A Question About “Contact”

Many states (mine included) have laws governing the amount of “contact hours” an instructor must have with students, i.e. the required number of combined in-class and office hours.  However, at least here in New York, there are no guidelines for translating this law to apply to online courses.

How should these laws be understood and met in an online context?

Do only face-to-face meetings count?  Are text and video chat the closest equivalent?  What about discussion boards?  Email?  How are we to understand such requirements in the digital age?

Comments 3

  1. avatar Lisa M Lane wrote:

    In California, “regular, effective student contact” needs to be part of the approval process for a course offered online. That means the college must explain how the course will achieve this amount, at least this is the process for community colleges.

    In practice, of course, it’s quite different. The course level of approval means one has to speak in very general terms about the intentions, since individual class sections are taught by different instructors using different methods. As a result, this issue tends to be part of faculty evaluation as much as Education Code.

    Posted 25 Sep 2011 at 4:25 pm
  2. avatar Brandon wrote:

    @Lisa: So, then, I guess the question comes down to if this isn’t really formulated in any way that can be enforced, what might be a good way to think about it for online courses? I don’t think it’s reasonable, for instance, to think that only chat counts or, even more strict, only video chat counts. But how are we meant to think about discussion board?

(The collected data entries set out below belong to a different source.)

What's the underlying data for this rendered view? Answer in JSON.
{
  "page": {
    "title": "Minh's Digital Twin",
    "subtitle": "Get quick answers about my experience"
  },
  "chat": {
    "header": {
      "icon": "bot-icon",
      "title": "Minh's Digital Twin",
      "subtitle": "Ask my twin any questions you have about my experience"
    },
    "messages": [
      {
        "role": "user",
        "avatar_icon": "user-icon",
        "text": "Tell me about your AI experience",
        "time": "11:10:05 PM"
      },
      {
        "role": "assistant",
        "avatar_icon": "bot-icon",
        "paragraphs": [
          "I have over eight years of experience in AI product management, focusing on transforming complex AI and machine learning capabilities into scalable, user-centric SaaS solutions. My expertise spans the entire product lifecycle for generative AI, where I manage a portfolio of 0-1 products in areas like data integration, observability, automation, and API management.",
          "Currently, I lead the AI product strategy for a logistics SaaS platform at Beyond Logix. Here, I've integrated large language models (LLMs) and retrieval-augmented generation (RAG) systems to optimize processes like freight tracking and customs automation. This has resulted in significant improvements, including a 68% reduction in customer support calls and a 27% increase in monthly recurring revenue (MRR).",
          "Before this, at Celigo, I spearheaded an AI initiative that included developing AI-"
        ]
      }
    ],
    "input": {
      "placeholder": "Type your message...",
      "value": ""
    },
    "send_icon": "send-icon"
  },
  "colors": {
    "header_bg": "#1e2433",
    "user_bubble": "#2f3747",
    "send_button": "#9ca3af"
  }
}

    It seems like the problems with these conditions, even though they come from a good place (I think), is that it doesn’t keep up with the changing face of education in a digital age. I understand contact hours as being in place to assure that students are getting a good education, but if you start enforcing them strictly in terms of “contact,” then you run the risk of undermining that very goal.


    Posted 26 Sep 2011 at 8:42 pm
  3. avatar Lisa M Lane wrote:

    Agreed – the concept needs to change, but the closest thing I can think of is “time on task” in a way that emphasizes “regular and effective student contact”.

    To me, the problem is that my entire course design, the way I’ve phrased and planned assignments and questions, is also contact. It’s not just their emails to me. I know that some teachers emphasize announcements or emails to show “contact” — synchronous sessions are not necessary. On a discussion board, what if the instructor’s pedagogy says they shouldn’t post themselves? Are they able to show contact?

    I think that’s the reason that our course approvals are based on the intentions, the ways instructors do plan to emphasize contact, because the result of not doing so could be a course in which the instructor just posts stuff and never comes by.